Frémissante, enivrée, bouleversée. Ming ne se reconnaît plus. Pourquoi sent-elle soudain de l'électricité pétiller sous sa peau, tandis que le parfum de l'eau de toilette de Jason Sterling l'enveloppe ? Et pourtant elle doit se rendre à l’évidence : sa seule présence fait jaillir en elle un désir impérieux. Mais elle doit se raisonner : Jason est son meilleur ami, depuis toujours. De l’amour, entre eux ? Impossible. Une nuit de plaisir ? Inconcevable. D’autant plus que, généreux et loyal, il a décidé de l’aider dans le projet qui lui tient à cœur plus que tout au monde. Si bien que tomber amoureuse de lui la condamnerait à un choix cornélien : renoncer à ses rêves, ou bien le perdre à jamais…

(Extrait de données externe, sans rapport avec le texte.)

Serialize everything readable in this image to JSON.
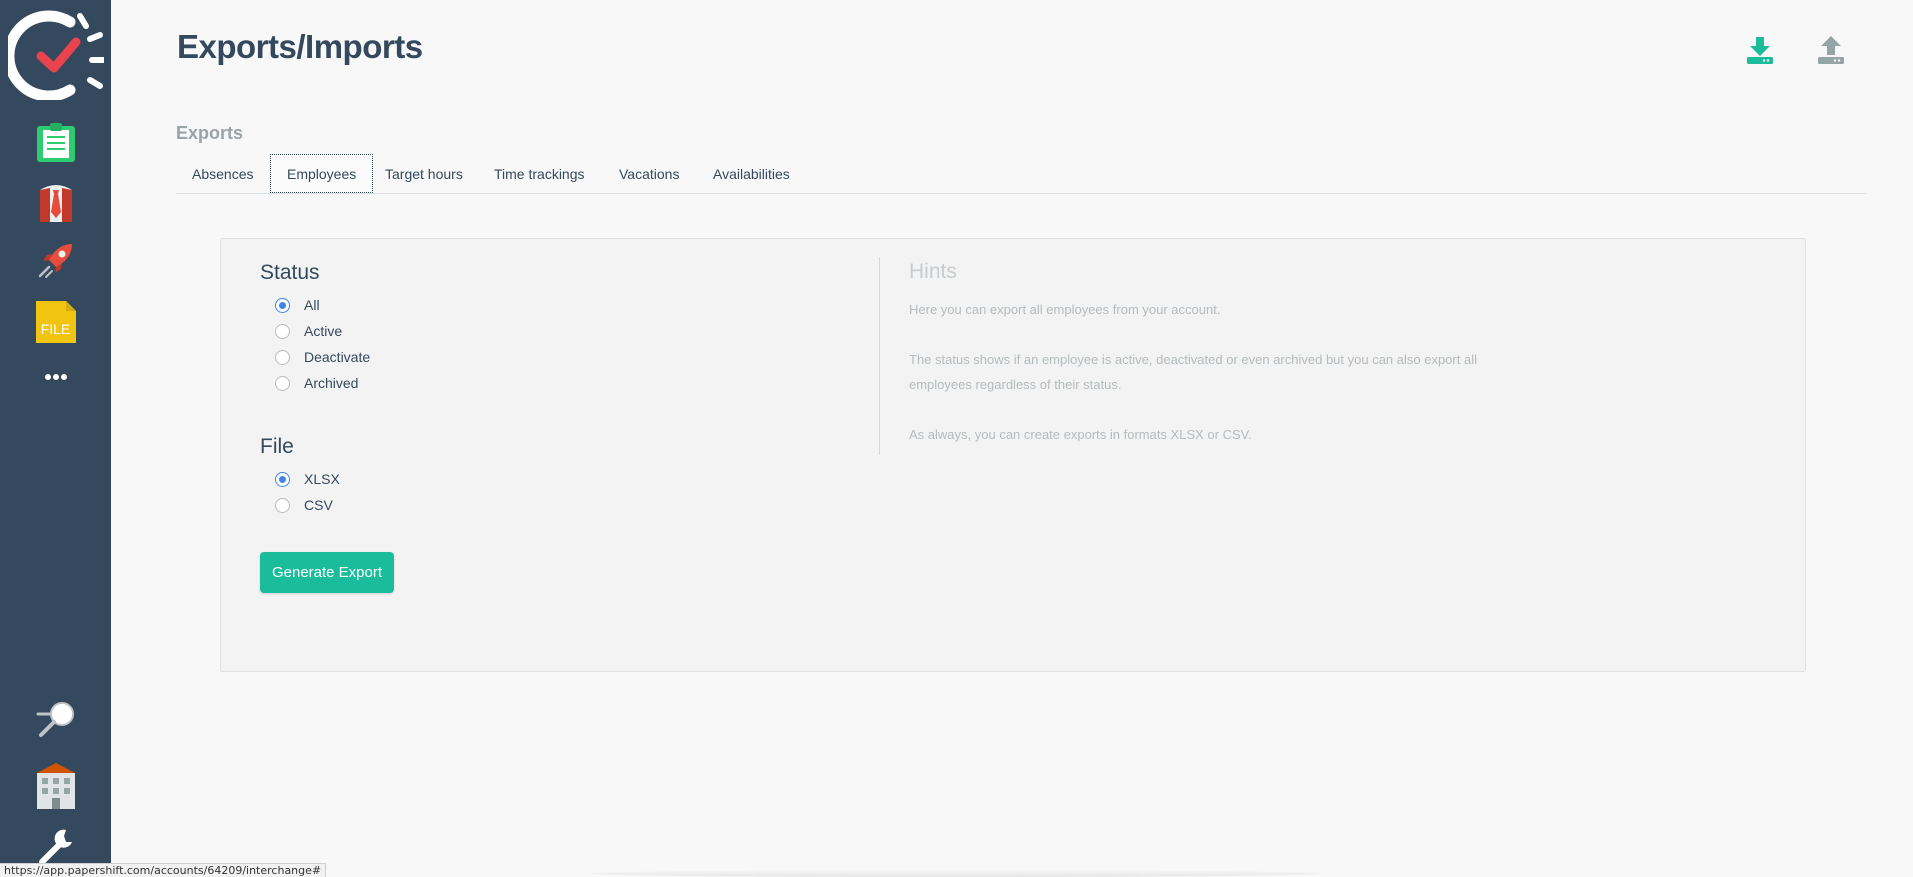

Tendre tentation, Stacy Connelly

Si Darcy est venue s'installer dans le petit village de Clearville, c’est pour prendre un nouveau départ, et les relations sentimentales ne font pas partie de ses projets. Alors pourquoi se sent-elle aussi troublée devant Nick Pirelli ? Au départ, elle ne cherchait pourtant qu’à l’aider : quoi de plus attendrissant qu’un père célibataire désemparé incapable de choisir des barrettes pour sa fillette ? Sauf que, dès qu’elle a posé les yeux sur cet homme aux cheveux couleur d’ébène, elle a senti son cœur s’emballer... Alors, si elle veut conserver la paix qu’elle est venue chercher à Clearville, elle va devoir s’efforcer de contenir ses émotions. D’autant qu’elles ne sont pas réciproques, à en juger par la rapidité avec laquelle le beau Nick s’est esquivé après leur rencontre…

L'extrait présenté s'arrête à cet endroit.